Five men from Northern Virginia were detained at a house in Sargodha, a town in Pakistan’s Punjab province. The house reportedly belonged to Khalid Farooq, the father of one of the young men, Umer Farooq. According to police sources cited by the NY Times, Khalid Farooq is said to have ties to Jaish-e-Muhammad, a banned Punjabi militant group. The NY Times added in its coverage, “Pakistani news reports also said security officials linked the house to the militant group.”
The story garnered much Western media attention earlier on Wednesday, though most news agencies could not say whether the five men, three of Pakistani heritage, one Egyptian and one Yemeni (all were American citizens), had any direct links to terrorism or were even the same five men who had disappeared from their homes in Alexandria, Virginia late last month. However, as the story developed and more details were known, the Washington Post confirmed all five men, ranging in age from 19 to 25, were reported missing by their families last week in the U.S. and were taken into custody near Lahore on Monday. According to the Post,
The men…went overseas without telling their families, who grew concerned after a family member called one of them on his cellphone and “the conversation ended abruptly,” said Nihad Awad, national executive director of the Council on American-Islamic Relations.
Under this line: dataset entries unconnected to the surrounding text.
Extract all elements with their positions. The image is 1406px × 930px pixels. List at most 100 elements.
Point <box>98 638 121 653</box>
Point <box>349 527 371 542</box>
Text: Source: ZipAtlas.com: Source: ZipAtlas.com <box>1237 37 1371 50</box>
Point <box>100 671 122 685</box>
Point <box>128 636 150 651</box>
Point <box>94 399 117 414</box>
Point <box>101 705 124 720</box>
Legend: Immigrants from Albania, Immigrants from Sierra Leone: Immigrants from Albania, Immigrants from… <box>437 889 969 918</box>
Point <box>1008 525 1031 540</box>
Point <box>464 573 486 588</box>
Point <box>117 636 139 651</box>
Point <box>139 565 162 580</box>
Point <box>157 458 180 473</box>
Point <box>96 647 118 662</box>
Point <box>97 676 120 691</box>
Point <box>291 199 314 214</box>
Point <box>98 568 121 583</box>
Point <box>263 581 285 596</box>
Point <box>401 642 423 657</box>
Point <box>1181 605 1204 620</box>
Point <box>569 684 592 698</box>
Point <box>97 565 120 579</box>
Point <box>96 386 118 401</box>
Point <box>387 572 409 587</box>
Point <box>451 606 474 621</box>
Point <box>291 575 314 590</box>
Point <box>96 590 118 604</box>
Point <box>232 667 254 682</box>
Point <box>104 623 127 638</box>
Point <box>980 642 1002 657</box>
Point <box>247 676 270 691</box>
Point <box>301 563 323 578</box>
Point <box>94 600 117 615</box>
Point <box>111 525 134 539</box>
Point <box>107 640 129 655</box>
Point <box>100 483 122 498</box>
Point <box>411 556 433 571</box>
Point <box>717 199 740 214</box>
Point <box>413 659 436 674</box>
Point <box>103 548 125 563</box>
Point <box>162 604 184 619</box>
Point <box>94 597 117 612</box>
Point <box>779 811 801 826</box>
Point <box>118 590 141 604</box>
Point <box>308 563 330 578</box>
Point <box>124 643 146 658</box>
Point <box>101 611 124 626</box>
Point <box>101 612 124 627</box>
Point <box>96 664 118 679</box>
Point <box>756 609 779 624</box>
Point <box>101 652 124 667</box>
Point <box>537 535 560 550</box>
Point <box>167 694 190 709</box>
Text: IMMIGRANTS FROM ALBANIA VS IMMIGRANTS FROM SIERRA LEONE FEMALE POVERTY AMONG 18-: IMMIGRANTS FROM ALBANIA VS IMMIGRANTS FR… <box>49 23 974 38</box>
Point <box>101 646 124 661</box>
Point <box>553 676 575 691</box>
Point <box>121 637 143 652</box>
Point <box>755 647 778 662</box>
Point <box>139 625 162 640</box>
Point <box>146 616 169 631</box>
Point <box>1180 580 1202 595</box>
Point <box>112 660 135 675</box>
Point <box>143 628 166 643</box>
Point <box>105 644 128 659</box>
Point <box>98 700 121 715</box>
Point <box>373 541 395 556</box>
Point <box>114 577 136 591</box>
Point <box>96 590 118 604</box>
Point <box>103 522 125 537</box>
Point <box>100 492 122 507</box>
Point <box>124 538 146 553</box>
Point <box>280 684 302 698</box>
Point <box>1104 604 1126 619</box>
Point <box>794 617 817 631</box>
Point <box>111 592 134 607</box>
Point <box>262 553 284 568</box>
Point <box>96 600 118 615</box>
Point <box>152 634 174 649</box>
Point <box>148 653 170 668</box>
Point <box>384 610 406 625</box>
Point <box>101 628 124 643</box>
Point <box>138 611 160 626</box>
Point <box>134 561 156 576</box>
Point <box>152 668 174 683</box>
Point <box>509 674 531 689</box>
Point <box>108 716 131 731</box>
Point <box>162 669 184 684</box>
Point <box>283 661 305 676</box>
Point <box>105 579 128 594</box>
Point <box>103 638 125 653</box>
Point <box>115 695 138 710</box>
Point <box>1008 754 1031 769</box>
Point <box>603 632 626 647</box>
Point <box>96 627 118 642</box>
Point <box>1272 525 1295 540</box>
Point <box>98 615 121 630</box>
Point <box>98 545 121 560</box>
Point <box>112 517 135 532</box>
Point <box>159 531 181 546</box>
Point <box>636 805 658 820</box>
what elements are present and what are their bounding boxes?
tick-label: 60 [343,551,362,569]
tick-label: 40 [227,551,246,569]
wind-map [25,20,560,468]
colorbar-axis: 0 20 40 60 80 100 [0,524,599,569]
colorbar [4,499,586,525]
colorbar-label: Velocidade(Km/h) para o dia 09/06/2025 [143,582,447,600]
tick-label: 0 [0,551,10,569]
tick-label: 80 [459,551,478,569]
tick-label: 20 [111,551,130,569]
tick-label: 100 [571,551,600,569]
CAIR reportedly got the men’s families in touch with the Federal Bureau of Investigation (FBI) last week, where they played an 11-minute English video “with jihadist undertones” for agents and Muslim leaders at a lawyer’s office. Discussing the video with the Washington Post, Awad said, “I was very disturbed by the contents. . . . It made references to the ongoing conflicts in the world and that a Muslim has to do something about them,” adding that it showed “a profound misunderstanding and potential misuse of Koranic verses.”
However, although Awad called the video “a farewell statement,” law enforcement sources assert that there is no evidence verifying this claim, adding they “had no information on the men’s intentions.” One official further noted that they had no reason to believe there “was some big plot or big plan…Our primary focus is, let’s get them back safely.”
Looking at the facts so far, it seems there is little direct evidence so far linking these young men to terrorism. Nevertheless, the Western media coverage of the development has been interesting. First, the story gained significantly more traction in the Western/U.S. media than in Pakistan, where the arrests actually took place, [though Pakistani outlets did cover the story Thursday]. Second, several of these news agencies framed the arrests in light of the recent shootings at Fort Hood, Texas and the charges filed this week against David Headley, a Chicago man accused of links to last year’s Mumbai attacks, [Headley, a Pakistani-American, pleaded not guilty in court today]. The NY Times in its coverage Wednesday noted these recent arrests come “at a time of growing concern about homegrown terrorism” in the United States. However, by grouping today’s arrests with Fort Hood and Headley, are news outlets in effect sealing their guilt or merely pointing out a potential trend?
Newsweek cited a source familiar with the investigation, who noted the family “of at least one of the detained men attends the Dar Al-Hijrah mosque, located in a Virginia suburb of Washington,” the same mosque also once attended by Maj. Nidal Hasan, the accused Fort Hood shooter. Newsweek added, “Before 9/11, one of the mosque’s preachers, Anwar al-Awlaki, was in contact with at least two of the 9/11 hijackers.”
If this news coverage is reflective of anything, it’s of the increasing interconnected and transnational nature of militancy, a point that is certain to have ramifications for Pakistan if this story plays out. It also seems to indicate an increasing U.S. paranoia reminiscent of the months following 9/11. While this paranoia is not unfounded (Fort Hood was of course an immense tragedy), I find it disconcerting that we cry, “witch!” with near reckless abandon before all the facts have been revealed. I also find it sad that the Muslim-American community has to constantly be on the defensive, releasing immediate statements in the aftermath of such developments, initiating campaigns to educate Americans about Islam.
I’ll leave you with a quote by Ali Eteraz, author of Children of Dust, who recently raised an important point worthy of debate:
There is no need for one Muslim to condemn the crimes of another. Collective responsibility cannot, and should not, be accepted. Where one accepts collective responsibility one opens the door to collective punishment. Are Muslims individuals? Or are they one singular marionette that pirouettes each time its string is pulled?